On his website, Senator Patrick Leahy (D-VT), chair of the Senate Judiciary Committee and prime sponsor of PIPA, says:

"The PROTECT IP Act is supported by businesses and organizations across the political spectrum from labor unions to the Chamber of Commerce and the National Association of Manufacturers, from the National Association of Broadcasters to the cable industry.  "

He goes on to point out, correctly, that it was approved unanimously by all the Republicans and Democrats on the Judiciary Committee. The first part of the press release makes the statement that the bill contains:

"..authorization for both the Attorney General and rights holders to bring actions against online infringers operating an internet site or domain where the site is 'dedicated to infringing activities,' but with remedies limited to eliminating the financial viability of the site, not blocking access [nb. emphasis mine]."
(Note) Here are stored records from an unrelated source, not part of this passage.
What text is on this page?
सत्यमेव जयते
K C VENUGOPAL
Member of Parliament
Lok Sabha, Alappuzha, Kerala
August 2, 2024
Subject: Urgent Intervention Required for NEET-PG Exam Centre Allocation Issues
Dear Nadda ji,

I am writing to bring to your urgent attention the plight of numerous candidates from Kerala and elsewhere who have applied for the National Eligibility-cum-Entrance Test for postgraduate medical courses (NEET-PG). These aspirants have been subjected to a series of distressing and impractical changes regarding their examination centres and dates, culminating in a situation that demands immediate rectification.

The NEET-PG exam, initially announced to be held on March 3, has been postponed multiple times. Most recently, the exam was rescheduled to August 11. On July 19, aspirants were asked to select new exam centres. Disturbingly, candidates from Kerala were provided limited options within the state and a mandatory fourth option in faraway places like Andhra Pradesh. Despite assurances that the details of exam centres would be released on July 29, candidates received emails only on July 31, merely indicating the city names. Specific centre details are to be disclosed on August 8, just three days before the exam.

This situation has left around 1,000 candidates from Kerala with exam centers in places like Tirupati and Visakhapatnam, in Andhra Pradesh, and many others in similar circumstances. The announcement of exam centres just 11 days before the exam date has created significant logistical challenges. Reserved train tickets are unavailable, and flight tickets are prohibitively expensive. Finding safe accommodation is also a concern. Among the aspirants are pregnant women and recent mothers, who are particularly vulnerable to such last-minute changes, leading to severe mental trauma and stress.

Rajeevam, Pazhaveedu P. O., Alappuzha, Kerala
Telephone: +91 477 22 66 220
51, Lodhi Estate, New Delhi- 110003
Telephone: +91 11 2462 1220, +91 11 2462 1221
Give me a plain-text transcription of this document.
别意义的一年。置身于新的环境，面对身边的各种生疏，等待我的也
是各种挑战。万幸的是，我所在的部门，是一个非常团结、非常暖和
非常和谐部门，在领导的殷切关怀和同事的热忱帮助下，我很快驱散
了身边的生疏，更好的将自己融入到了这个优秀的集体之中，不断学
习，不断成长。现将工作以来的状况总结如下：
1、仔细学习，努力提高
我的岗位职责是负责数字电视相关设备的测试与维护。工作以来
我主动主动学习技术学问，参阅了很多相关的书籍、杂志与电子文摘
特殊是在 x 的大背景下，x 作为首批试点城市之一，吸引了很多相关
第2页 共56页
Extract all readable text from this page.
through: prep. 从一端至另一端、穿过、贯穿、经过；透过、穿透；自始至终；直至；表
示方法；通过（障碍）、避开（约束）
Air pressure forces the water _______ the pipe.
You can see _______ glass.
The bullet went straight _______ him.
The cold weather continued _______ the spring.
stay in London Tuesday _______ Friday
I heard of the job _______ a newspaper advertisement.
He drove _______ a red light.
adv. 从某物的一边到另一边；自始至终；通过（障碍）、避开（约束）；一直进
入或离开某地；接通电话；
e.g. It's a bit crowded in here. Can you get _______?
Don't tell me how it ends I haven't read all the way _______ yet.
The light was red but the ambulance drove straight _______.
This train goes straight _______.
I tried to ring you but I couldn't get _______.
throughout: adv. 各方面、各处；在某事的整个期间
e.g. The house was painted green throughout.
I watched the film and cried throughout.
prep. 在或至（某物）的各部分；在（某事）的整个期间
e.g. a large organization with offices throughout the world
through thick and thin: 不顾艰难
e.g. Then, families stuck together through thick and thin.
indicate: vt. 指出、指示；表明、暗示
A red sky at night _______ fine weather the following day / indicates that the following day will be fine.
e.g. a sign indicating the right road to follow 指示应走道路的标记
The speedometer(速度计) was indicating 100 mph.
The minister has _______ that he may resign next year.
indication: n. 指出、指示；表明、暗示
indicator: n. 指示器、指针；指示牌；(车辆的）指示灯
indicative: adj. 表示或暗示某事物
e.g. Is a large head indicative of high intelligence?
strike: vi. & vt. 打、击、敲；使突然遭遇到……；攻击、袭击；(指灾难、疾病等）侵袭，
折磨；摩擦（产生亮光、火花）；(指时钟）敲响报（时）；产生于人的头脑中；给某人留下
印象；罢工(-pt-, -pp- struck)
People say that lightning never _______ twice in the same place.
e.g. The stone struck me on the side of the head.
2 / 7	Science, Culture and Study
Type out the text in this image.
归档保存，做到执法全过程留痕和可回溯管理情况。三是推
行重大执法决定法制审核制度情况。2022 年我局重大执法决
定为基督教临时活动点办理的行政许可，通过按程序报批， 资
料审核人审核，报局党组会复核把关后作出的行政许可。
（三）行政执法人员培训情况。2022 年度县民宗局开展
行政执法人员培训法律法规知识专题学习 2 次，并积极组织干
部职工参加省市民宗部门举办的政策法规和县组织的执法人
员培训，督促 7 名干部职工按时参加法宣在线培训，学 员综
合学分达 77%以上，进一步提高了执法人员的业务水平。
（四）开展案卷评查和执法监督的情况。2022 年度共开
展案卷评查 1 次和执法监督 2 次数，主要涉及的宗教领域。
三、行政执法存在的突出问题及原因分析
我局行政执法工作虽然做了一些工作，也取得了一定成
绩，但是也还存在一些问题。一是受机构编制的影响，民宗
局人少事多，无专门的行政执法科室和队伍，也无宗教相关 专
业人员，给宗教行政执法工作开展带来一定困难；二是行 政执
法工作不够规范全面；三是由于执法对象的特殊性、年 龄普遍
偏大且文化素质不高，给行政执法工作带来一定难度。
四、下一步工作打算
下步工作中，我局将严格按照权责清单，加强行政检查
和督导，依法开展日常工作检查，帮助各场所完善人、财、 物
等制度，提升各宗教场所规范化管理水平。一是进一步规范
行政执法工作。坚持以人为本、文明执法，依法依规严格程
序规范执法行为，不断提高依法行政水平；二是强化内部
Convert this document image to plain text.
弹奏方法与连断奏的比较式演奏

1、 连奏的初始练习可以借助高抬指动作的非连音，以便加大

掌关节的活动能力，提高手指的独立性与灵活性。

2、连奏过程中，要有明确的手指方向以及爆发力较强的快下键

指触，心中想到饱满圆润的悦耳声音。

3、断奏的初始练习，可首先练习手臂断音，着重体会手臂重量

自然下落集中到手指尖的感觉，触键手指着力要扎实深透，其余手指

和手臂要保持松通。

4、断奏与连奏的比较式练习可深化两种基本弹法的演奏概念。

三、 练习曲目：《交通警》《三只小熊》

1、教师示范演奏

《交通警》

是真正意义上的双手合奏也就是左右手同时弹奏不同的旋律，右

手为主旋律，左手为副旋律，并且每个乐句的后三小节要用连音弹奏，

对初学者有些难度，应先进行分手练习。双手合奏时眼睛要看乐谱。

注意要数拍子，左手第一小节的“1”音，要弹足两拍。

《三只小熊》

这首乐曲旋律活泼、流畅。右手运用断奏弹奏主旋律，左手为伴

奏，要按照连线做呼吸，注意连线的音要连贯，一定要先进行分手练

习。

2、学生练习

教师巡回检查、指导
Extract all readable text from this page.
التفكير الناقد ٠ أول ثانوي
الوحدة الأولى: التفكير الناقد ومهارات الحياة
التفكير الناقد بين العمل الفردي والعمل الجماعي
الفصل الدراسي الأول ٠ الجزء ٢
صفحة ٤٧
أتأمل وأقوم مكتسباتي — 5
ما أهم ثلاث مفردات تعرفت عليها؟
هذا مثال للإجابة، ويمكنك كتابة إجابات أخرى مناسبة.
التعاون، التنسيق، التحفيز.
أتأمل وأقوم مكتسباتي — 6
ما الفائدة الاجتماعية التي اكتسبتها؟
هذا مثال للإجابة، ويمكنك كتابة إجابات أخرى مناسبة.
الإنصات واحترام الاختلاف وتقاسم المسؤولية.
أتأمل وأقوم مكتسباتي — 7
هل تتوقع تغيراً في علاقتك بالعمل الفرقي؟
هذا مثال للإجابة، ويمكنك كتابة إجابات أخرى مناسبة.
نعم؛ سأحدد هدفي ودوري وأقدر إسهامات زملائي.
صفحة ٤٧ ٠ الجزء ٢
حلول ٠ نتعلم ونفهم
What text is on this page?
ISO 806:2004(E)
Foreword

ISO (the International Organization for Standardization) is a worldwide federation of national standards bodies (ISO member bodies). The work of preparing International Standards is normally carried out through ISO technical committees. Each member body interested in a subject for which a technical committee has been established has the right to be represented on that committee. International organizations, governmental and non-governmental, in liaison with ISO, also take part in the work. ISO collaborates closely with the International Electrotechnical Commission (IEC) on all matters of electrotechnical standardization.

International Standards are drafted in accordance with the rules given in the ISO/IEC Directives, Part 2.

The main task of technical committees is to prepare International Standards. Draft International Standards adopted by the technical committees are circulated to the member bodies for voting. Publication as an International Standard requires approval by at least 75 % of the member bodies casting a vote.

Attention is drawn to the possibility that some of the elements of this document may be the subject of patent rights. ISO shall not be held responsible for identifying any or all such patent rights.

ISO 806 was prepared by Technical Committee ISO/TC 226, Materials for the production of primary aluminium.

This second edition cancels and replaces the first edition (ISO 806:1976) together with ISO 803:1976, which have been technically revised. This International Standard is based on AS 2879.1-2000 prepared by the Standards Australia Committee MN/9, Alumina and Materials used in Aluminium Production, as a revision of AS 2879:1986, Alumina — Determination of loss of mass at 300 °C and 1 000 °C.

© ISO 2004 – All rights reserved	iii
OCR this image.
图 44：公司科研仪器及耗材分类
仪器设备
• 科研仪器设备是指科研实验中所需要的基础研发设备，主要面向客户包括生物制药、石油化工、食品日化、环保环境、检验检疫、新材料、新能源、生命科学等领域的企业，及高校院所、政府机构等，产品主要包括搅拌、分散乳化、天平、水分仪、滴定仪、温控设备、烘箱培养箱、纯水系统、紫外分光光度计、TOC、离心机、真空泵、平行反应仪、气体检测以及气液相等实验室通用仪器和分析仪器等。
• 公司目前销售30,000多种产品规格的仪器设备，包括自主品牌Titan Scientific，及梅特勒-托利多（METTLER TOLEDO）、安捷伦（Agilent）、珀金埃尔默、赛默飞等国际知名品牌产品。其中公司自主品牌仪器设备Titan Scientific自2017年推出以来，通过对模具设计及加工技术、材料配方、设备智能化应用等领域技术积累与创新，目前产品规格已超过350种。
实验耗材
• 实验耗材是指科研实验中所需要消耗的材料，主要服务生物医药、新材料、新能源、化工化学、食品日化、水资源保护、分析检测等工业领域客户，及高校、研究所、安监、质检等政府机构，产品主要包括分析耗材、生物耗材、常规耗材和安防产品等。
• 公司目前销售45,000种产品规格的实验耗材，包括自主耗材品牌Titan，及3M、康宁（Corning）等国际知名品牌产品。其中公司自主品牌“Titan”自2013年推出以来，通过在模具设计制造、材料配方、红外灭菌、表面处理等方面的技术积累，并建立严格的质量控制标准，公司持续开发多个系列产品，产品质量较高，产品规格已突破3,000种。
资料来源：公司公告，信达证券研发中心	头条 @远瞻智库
However, the description of the bill further down in the same press release makes very clear that this is all about blocking access:

"The court is authorized to issue a cease and desist order against a rogue website.  If the court issues that order, the Attorney General is authorized to serve that order, with permission of the court, on specified U.S. based third-parties, including Internet service providers, payment processors, online advertising network providers, and search engines.  These third parties would then be required to take appropriate action to either prevent access to the Internet site [nb. emphasis again mine] (in the case of an Internet service provider or search engine), or cease doing business with the Internet site (in the case of a payment processor or advertising network)."

Senator Leahy is usually a defender of civil liberties. It seems in this case he may have been misled by his friends in Hollywood about the draconian nature of the protections they are seeking.

According to Wikipedia:

"Opponents of SOPA include Google, Yahoo!, Facebook, Twitter, DynDNS, AOL, LinkedIn, eBay, Mozilla Corporation, the Wikimedia Foundation, and human rights organizations such as Reporters Without Borders, the Electronic Frontier Foundation, the ACLU, and Human Rights Watch

"On December 13, Julian Sanchez of the Libertarian think tank Cato Institute came out in strong opposition to the bill saying that while the amended version "trims or softens a few of the most egregious provisions of the original proposal... the fundamental problem with SOPA has never been these details; it's the core idea. The core idea is still to create an Internet blacklist..."

"Computer scientist Vint Cerf, one of the founders of the Internet and Google vice president, wrote House committee chairman Lamar Smith, saying "Requiring search engines to delete a domain name begins a worldwide arms race of unprecedented 'censorship' of the Web," in a letter published on CNet…

"An editorial in Fortune wrote, "This is just another case of Congress doing the bidding of powerful lobbyists—in this case, Hollywood and the music industry, among others. It would be downright mundane if the legislation weren't so draconian and the rhetoric surrounding it weren't so transparently pandering.""

If this were just a commercial argument between old line entertainment businesses like the movie makers and new media companies like Google and Facebook, the issue would not be nearly as important as it actually is. These bills are the equivalent of banning all guns because some guns are used in felonies; they are the equivalent of allowing the government to exercise "prior restraint" of newspapers because sometimes libel gets published. These bills would move the US in the direction of some of the worst practices of China and give comfort to the world's remaining tyrannies who are trying desperately to cut off free communication. These are bills which must not pass.

If you agree, please email your Congresspeople.